How Cloud Providers Publish Their IP Ranges (and Why You Should Monitor Them)
AWS, Google Cloud, and Azure all publish their IP ranges as machine-readable JSON feeds. Security teams use these to allowlist traffic, detect exfiltration, and stay ahead of IP space changes.
Every major cloud provider maintains a machine-readable list of the IP prefixes they operate. These feeds are updated whenever a provider adds a new region, expands an existing one, or retires old address space. For network engineers, these feeds are essential: they are the authoritative answer to "is this IP address from AWS?" and the basis for allowlisting, alerting, and traffic analysis.
AWS IP Ranges
Amazon Web Services publishes its IP ranges at https://ip-ranges.amazonaws.com/ip-ranges.json. The feed includes a sync token (a Unix timestamp that changes with each update) and a creation date. Each entry lists an IP prefix, the AWS region (e.g. us-east-1), and a service label (e.g. EC2, CLOUDFRONT, S3, AMAZON). The AMAZON service tag covers the entire AWS IP space and is a superset of all other service tags. Browse the current dataset on our AWS IP ranges page.
Google Cloud IP Ranges
Google Cloud publishes its ranges at https://www.gstatic.com/ipranges/cloud.json. The format is similar to AWS — each entry has an IPv4 prefix, a service name, and a scope (region or global). Google also publishes a separate feed for its broader Google infrastructure (including Google Bot, Google APIs, etc.) at a different endpoint. Our Google Cloud IP ranges page covers the cloud-specific prefixes.
Azure IP Ranges
Microsoft Azure takes a different approach: rather than a single JSON endpoint, Azure uses Service Tags — named groups of IP prefixes associated with specific Azure services. The downloadable JSON file (updated weekly) contains thousands of prefixes grouped by service tag, region, and platform. The Azure IP ranges page explains the service tag system in detail.
Why Monitor These Feeds
Cloud IP space changes constantly. AWS adds new regions, expands existing ones, and occasionally retires blocks. If your firewall allows specific AWS CIDR blocks and AWS adds new prefixes, your allowlist immediately becomes incomplete. Organisations that need tight egress control — preventing data exfiltration through cloud services, for example — must track these feeds to keep their rules current.

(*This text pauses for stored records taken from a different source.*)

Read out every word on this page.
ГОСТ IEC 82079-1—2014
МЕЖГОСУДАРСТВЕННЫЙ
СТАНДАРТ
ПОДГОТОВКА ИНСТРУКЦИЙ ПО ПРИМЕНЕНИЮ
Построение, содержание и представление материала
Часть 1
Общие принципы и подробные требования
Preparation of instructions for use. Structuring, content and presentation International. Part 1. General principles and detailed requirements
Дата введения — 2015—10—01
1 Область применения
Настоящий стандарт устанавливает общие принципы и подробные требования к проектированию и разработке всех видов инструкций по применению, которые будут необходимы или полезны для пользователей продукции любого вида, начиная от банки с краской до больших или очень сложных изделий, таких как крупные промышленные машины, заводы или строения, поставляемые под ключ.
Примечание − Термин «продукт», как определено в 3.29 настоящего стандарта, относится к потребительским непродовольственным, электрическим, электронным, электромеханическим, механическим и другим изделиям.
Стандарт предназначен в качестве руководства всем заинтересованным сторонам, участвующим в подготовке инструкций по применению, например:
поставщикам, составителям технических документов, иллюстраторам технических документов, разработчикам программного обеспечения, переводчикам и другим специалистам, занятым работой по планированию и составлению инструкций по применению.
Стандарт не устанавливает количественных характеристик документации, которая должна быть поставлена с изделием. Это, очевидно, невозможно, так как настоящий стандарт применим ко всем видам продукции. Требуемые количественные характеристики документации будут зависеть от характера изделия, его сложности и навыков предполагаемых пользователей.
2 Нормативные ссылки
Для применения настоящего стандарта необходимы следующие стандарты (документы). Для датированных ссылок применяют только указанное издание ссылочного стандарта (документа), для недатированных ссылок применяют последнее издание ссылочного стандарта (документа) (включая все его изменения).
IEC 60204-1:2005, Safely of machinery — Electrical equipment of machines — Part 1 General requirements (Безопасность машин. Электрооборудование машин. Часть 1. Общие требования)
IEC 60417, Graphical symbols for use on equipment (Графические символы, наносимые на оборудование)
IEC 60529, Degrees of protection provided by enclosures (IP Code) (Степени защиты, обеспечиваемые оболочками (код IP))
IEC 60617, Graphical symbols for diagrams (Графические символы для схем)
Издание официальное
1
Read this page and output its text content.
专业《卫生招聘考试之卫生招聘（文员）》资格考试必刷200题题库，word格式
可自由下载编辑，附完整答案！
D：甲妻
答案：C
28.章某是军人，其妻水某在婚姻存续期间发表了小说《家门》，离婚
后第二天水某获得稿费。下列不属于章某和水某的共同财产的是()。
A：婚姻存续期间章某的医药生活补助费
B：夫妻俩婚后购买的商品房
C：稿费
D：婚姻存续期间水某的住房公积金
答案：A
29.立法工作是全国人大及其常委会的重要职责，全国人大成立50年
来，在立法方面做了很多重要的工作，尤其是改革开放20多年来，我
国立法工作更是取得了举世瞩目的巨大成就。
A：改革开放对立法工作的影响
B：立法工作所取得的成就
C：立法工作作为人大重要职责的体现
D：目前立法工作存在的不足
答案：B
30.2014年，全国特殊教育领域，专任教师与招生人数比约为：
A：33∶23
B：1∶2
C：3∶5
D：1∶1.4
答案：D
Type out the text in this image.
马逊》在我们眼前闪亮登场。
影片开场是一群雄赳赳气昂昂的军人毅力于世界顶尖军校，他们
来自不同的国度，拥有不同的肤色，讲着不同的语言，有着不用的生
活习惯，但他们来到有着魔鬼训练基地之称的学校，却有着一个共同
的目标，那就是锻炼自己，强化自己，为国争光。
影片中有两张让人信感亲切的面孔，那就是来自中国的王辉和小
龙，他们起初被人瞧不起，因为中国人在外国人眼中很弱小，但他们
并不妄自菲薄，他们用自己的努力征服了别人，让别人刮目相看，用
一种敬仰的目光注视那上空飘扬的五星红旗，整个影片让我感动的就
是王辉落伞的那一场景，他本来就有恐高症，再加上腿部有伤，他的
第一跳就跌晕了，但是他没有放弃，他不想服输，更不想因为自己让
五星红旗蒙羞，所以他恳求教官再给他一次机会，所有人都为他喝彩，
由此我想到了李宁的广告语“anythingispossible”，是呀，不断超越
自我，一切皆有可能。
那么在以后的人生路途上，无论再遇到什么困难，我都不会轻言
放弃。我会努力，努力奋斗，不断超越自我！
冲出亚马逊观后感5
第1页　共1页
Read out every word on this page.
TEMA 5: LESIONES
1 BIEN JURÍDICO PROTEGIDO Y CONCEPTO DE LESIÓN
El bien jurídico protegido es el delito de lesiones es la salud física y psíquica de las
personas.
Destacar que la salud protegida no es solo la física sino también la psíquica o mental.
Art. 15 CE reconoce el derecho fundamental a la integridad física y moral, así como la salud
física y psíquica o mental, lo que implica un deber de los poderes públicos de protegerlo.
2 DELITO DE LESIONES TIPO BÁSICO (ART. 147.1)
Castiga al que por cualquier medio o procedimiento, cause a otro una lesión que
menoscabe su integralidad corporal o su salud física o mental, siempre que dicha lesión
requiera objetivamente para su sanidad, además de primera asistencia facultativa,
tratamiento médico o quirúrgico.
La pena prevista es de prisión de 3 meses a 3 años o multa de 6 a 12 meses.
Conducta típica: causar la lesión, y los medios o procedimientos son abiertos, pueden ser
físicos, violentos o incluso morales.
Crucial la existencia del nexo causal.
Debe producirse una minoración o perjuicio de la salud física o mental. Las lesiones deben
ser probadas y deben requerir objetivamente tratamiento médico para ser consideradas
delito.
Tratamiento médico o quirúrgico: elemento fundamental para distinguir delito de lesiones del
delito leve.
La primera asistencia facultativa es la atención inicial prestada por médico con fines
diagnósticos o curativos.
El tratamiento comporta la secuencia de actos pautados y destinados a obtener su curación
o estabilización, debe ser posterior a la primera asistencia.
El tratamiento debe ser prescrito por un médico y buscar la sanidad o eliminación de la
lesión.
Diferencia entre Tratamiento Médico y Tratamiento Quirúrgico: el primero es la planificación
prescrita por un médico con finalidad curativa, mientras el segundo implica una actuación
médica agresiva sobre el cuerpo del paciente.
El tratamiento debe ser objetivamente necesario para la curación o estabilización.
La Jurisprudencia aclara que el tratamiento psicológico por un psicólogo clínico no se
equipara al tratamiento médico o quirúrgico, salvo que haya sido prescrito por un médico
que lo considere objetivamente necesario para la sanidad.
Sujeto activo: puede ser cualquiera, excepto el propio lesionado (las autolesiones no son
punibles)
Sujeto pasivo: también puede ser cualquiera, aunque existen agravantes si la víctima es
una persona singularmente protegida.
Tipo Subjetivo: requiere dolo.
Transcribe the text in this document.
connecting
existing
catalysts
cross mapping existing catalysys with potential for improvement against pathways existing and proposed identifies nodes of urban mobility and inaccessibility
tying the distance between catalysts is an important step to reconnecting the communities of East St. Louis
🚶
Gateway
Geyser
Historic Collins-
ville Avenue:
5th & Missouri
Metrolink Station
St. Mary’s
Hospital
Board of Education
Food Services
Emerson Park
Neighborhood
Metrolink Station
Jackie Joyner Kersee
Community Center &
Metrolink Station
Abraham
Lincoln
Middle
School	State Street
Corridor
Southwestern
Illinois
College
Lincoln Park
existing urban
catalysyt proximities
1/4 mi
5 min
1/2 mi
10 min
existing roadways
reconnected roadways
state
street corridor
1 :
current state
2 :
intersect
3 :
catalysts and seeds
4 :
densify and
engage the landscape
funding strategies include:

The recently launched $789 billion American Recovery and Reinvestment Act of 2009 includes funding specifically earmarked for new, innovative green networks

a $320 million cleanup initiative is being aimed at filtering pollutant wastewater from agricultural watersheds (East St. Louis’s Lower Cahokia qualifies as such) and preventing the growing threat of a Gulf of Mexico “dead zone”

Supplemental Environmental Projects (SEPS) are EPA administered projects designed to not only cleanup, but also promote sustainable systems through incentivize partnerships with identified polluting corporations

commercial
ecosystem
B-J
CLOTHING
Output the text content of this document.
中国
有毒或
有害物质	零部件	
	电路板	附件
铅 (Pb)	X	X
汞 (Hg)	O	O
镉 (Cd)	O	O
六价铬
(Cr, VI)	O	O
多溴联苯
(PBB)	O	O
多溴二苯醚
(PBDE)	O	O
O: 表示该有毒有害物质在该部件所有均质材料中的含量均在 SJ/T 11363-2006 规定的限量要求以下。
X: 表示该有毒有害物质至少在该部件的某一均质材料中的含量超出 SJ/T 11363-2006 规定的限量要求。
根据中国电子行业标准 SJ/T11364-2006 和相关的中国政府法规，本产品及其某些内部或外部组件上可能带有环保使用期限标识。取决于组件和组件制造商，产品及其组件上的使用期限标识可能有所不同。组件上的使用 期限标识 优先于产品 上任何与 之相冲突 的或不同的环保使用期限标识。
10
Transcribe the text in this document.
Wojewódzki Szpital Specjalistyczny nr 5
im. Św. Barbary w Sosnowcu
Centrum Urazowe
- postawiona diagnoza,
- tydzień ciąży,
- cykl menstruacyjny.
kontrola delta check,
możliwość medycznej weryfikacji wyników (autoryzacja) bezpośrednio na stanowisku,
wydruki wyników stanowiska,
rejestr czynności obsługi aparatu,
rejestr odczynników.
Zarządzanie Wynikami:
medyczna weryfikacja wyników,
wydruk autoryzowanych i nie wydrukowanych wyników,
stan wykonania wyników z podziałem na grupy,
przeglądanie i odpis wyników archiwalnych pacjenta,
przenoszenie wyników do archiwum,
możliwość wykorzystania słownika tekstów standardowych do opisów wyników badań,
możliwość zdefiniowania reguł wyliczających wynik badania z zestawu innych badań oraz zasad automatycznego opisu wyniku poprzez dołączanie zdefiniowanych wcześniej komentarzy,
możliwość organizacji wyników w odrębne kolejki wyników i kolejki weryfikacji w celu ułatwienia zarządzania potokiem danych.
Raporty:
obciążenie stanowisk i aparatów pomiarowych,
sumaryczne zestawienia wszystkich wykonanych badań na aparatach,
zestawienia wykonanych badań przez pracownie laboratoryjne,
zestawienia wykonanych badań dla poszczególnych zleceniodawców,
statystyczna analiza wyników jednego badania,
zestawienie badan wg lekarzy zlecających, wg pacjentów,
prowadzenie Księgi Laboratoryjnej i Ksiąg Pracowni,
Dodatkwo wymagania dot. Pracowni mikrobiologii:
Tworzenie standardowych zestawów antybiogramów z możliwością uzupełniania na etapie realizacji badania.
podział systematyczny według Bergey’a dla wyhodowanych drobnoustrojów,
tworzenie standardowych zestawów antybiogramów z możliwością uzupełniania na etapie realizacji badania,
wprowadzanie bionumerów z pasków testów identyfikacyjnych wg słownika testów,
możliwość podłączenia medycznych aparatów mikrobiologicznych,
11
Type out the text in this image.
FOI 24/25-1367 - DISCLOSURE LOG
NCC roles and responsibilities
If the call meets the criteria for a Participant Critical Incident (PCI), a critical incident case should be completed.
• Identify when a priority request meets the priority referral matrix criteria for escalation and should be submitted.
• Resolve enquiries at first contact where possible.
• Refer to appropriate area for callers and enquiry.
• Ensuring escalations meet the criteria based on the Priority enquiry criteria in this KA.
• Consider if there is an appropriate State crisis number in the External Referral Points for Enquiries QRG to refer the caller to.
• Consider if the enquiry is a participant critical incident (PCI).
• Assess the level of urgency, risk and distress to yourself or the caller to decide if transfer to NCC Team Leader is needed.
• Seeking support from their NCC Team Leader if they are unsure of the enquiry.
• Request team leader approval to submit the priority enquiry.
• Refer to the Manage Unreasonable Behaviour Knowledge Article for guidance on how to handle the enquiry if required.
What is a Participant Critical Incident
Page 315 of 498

Practical Monitoring Approaches
- Sync token check: Compare the AWS sync token on each poll. If it changes, pull the full feed and diff against your known set.
- Webhook notifications: AWS SNS publishes an event whenever ip-ranges.json changes. Subscribe to the topic
arn:aws:sns:us-east-1:806199016981:AmazonIpSpaceChanged. - Scheduled diffs: A daily cron that downloads the feed and diffs against yesterday's version gives you a change log for audit purposes.
- SIEM integration: Feed current cloud IP ranges into your SIEM so analysts can quickly determine whether an IP in an alert belongs to a cloud provider.